The third and final introduction week at Leiden University is in full swing. Orientation Week Leiden (OWL for short) is giving a record 1,378 new international students the chance to get to know the city and one another. We got the lowdown from the new arrivals at OWLands Festival.

Michael, Richard and Martin

These three lads from Shanghai (China) are as good as brothers. They were already classmates in Shanghai, and have now come to spend six months at Leiden Law School. They are going to take classes in topics such as cyber law and European law.

Richard: ‘We’ve been given a warm welcome here in Leiden. Everyone is helpful if you need to open a bank account or apply for an ID card; it’s really heartwarming. And the OWL programme has been great fun.’

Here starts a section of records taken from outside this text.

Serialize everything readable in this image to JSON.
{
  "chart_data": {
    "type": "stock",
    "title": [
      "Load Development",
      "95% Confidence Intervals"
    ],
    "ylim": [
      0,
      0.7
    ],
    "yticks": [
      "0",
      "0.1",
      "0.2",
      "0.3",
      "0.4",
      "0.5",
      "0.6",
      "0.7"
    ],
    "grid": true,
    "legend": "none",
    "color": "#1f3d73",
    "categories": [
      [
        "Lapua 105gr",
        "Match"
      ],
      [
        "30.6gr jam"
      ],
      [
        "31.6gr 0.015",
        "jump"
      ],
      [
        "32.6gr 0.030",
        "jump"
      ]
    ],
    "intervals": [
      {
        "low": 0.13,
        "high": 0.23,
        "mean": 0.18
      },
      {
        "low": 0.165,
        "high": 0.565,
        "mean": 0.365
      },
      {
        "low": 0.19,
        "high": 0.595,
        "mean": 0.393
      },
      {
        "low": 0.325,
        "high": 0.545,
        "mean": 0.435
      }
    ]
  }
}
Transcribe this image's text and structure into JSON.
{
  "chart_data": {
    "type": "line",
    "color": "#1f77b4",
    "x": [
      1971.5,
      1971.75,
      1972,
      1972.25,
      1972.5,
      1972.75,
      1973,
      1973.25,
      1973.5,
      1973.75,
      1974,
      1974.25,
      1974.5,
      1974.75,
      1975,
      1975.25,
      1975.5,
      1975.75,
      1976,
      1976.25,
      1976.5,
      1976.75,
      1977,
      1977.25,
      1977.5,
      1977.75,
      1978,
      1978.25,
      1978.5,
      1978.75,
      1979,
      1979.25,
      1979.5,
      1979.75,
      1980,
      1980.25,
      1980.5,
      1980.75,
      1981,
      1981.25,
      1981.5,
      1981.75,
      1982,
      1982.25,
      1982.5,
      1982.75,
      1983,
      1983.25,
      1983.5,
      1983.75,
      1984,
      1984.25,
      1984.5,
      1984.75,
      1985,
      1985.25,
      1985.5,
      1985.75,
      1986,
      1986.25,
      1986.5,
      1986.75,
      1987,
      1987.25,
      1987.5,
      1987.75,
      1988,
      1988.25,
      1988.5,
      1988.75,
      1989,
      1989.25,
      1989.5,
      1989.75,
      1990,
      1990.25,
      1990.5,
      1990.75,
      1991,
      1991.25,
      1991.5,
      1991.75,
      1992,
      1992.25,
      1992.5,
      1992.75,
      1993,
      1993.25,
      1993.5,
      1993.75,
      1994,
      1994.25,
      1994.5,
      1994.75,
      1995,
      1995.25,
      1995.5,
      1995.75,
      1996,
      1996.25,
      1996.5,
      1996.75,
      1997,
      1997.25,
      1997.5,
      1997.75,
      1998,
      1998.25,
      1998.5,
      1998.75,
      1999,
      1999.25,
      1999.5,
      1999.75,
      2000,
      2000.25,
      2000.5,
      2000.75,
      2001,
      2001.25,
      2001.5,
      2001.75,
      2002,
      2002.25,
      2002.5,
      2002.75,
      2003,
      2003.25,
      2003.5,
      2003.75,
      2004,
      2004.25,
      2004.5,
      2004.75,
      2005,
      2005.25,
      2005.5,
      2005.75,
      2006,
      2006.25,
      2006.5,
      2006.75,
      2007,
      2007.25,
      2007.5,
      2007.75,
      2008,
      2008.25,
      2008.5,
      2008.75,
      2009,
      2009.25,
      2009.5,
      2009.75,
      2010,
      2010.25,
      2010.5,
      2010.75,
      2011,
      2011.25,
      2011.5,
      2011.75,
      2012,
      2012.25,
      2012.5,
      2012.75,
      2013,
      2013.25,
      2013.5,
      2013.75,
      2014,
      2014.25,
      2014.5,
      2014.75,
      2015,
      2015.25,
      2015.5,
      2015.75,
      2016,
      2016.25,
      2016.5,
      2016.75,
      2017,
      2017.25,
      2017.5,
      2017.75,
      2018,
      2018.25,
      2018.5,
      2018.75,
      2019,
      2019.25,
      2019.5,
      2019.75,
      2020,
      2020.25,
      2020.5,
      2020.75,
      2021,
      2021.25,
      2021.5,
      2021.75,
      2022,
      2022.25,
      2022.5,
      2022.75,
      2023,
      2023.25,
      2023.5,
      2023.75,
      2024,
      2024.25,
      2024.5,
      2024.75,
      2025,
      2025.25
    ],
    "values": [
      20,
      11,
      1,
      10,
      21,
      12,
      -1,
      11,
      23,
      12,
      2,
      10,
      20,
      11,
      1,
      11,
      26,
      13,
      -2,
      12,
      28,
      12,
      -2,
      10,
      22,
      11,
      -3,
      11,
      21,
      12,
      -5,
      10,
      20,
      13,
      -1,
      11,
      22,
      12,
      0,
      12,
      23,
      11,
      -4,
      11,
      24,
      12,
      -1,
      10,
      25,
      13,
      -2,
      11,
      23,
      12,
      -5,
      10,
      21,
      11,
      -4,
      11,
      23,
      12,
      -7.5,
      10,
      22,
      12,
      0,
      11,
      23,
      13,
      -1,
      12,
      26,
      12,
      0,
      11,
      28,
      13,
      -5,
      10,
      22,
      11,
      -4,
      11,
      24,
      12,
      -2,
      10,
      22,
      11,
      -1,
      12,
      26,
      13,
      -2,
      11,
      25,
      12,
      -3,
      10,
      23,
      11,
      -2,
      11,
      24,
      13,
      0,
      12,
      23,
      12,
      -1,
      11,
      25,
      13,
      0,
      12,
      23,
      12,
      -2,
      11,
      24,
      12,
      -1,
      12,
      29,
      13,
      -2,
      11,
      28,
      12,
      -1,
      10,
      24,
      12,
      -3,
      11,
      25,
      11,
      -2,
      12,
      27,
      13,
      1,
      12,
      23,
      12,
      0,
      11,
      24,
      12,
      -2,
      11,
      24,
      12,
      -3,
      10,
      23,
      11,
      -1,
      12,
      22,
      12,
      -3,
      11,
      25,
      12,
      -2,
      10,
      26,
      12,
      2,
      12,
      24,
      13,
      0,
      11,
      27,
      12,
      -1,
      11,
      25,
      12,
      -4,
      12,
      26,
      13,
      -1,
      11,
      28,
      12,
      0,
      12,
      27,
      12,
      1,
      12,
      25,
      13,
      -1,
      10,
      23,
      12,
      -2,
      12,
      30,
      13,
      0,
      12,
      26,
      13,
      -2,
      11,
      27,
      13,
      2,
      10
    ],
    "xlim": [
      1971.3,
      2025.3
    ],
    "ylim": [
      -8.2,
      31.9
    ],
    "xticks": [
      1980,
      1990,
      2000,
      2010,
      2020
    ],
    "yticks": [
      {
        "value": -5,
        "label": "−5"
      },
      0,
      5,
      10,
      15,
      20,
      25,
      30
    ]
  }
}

Michael: ‘What I liked best was the bouldering workshop, where you have to climb a wall without ropes. It was my first attempt at climbing. It’s really difficult, but great fun too. Do I want to take it up professionally? Very funny! Somehow I don’t think I’m good enough yet!’

Martin: ‘I love it here already. In comparison with Shanghai, Leiden is a small, quiet city. The only minus is the food. The lunch is really European, with cold milk and lots of bread. In China, we prefer a hot meal.’

L-r: Michael, Richard and Martin


Sophie comes from Bavaria in Germany. She’s already studying Safety and Security Management at The Hague University of Applied Sciences. But she now wants to do a bachelor’s degree in Philosophy at Leiden University as well.

‘The Hague is one of the few places where you can do Safety and Security Management, so it’s pure chance that I ended up in this region. But I’m glad I did because Leiden and The Hague are rather special. I feel at home.

‘You feel a sense of peace and calm here. That’s because of the vibe in the city but it’s also because of the people. They make for an open, international environment that encourages different ideas. I don’t think I’d have experienced that if I’d have stayed in Germany.

‘So far, OWL has been great. It helps you come into contact with other students. The pub crawl was particularly effective because it was so relaxed. By the fourth café, we were already dancing.’



Nazeer comes from Hyderabad, the fourth largest city in India, which means he has come from a noisy city with a population of 7m to the peace and quiet of Leiden. The contrast could hardly be greater.

‘Someone told me yesterday that Leiden was once invaded by the Spanish. Now it’s we students who are invading! Back in India I already heard that Leiden is an amazing place to do the advanced master’s programme in Public International Law. Because of the good university, but also because it’s such a friendly student city. And that’s completely true.

‘What I like best are the canals running through the city centre. We walked along them during our pub crawl yesterday, which up to now has been the best part of OWL by far. We listened to music, made friends: it was fantastic! And afterwards my buddy took me to a techno party. That was the cherry on the cake.

‘Leiden has one downside: those damn seagulls. They’re incredibly noisy, and if you don’t watch out they steal your food.’